On March 12, the Terriers were scheduled to face Lehigh University in the Patriot League Tournament semifinals. BU was able to have a shoot-around and had expected to play the game, but head coach Marisa Moseley then gathered her team to announce the tournament had been canceled, causing an abrupt end to the season.
One of several Terriers who had the rug pulled out from under them at that moment was then-junior guard Tenisha Pressley, who said the cancellation sent shockwaves throughout the team.
“It was just a very surreal moment,” Pressley said. “You looked around the faces and everybody just had a stone face like it didn’t really just happen.”
Pressley, a New Jersey native now in her senior year, was then forced to concoct new ways of staying in shape while away from the team, which included team workouts on Zoom and practicing outdoors instead of in a gym.
“We had some challenges that we had to do,” Pressley said. “[We] broke down into teams and [saw] who could get the most points, do the most reps or run the fastest time.”
While the team was away from each other, Pressley took time to guide the incoming freshmen and advise them on balancing classes with team responsibilities.
“Me and another one of the seniors, we talked with the two freshmen that we had, especially over the summer,” Pressley said, “just trying to get them prepared for what to expect in college with not only the practice schedule but a schooling schedule.”
Off the court, Pressley is majoring in health science in the Sargent College of Health and Rehabilitation Sciences. She was named to the Patriot League Academic Honor Roll for winter and spring athletes after earning a 3.75 GPA last Spring.
Pressley, who is studying to become a nurse anesthetist, said the pandemic has motivated her to work harder as she looks to head into the medical field.

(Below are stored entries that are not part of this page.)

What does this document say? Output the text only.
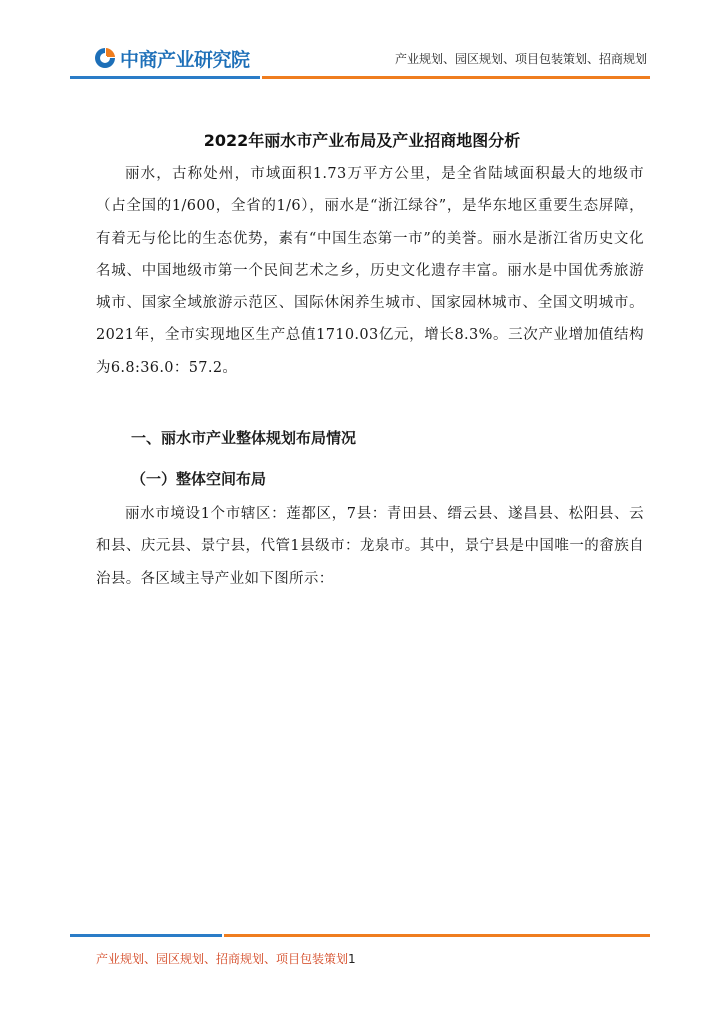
中商产业研究院	产业规划、园区规划、项目包装策划、招商规划
2022年丽水市产业布局及产业招商地图分析

丽水，古称处州，市域面积1.73万平方公里，是全省陆域面积最大的地级市（占全国的1/600，全省的1/6），丽水是“浙江绿谷”，是华东地区重要生态屏障，有着无与伦比的生态优势，素有“中国生态第一市”的美誉。丽水是浙江省历史文化名城、中国地级市第一个民间艺术之乡，历史文化遗存丰富。丽水是中国优秀旅游城市、国家全域旅游示范区、国际休闲养生城市、国家园林城市、全国文明城市。2021年，全市实现地区生产总值1710.03亿元，增长8.3%。三次产业增加值结构为6.8:36.0：57.2。

一、丽水市产业整体规划布局情况
（一）整体空间布局

丽水市境设1个市辖区：莲都区，7县：青田县、缙云县、遂昌县、松阳县、云和县、庆元县、景宁县，代管1县级市：龙泉市。其中，景宁县是中国唯一的畲族自治县。各区域主导产业如下图所示：

产业规划、园区规划、招商规划、项目包装策划1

“Right now, the entire medical field, they’re not getting much rest. They’re working tirelessly, day and night, to get us through this pandemic,” Pressley said. “It made me look at nursing in a different light and just appreciate it more.”
Moseley said she admires medical workers, and that Pressley fits the profile for a career in health care.
“I think anyone who is in that field is a rock star,” Moseley said. “Tenisha is definitely a team person, really unselfish … It does not surprise me that [nursing] will be her line of work.”
Pressley will be able to take the court for her senior season: the Patriot League announced a 16-game, conference-only schedule on Nov. 9 after months of waiting.
With last season’s unexpectedly abrupt end, Pressley said this campaign is dedicated to last year’s seniors.
“We felt for our seniors, Nia [Irving], Vanessa [Edgehill],” Pressley said, “because that’s not the way that you want to go out.”
As BU nears the tip off of an unprecedented season on Jan. 2, the squad will rely on its seniors, including Pressley, to guide them.
Moseley said she has been impressed by how the seniors have handled the situation, and has noticed they are committed to improving the program as a whole.
“I think they’ve done a great job of taking each day one day at a time,” Moseley said. “We want to make sure that they leave the program better than they found it.”
Pressley said she and other seniors have been trying to inspire the younger players to persevere through current circumstances and to keep team morale up.
“We’re trying to stay positive and encourage them that it’s not like this all the time,” Pressley said, “and it won’t be like this forever.”
As graduation approaches, Pressley said she is undergoing the application process for nursing school, where she aims to continue her educational and professional pursuits after moving on from BU.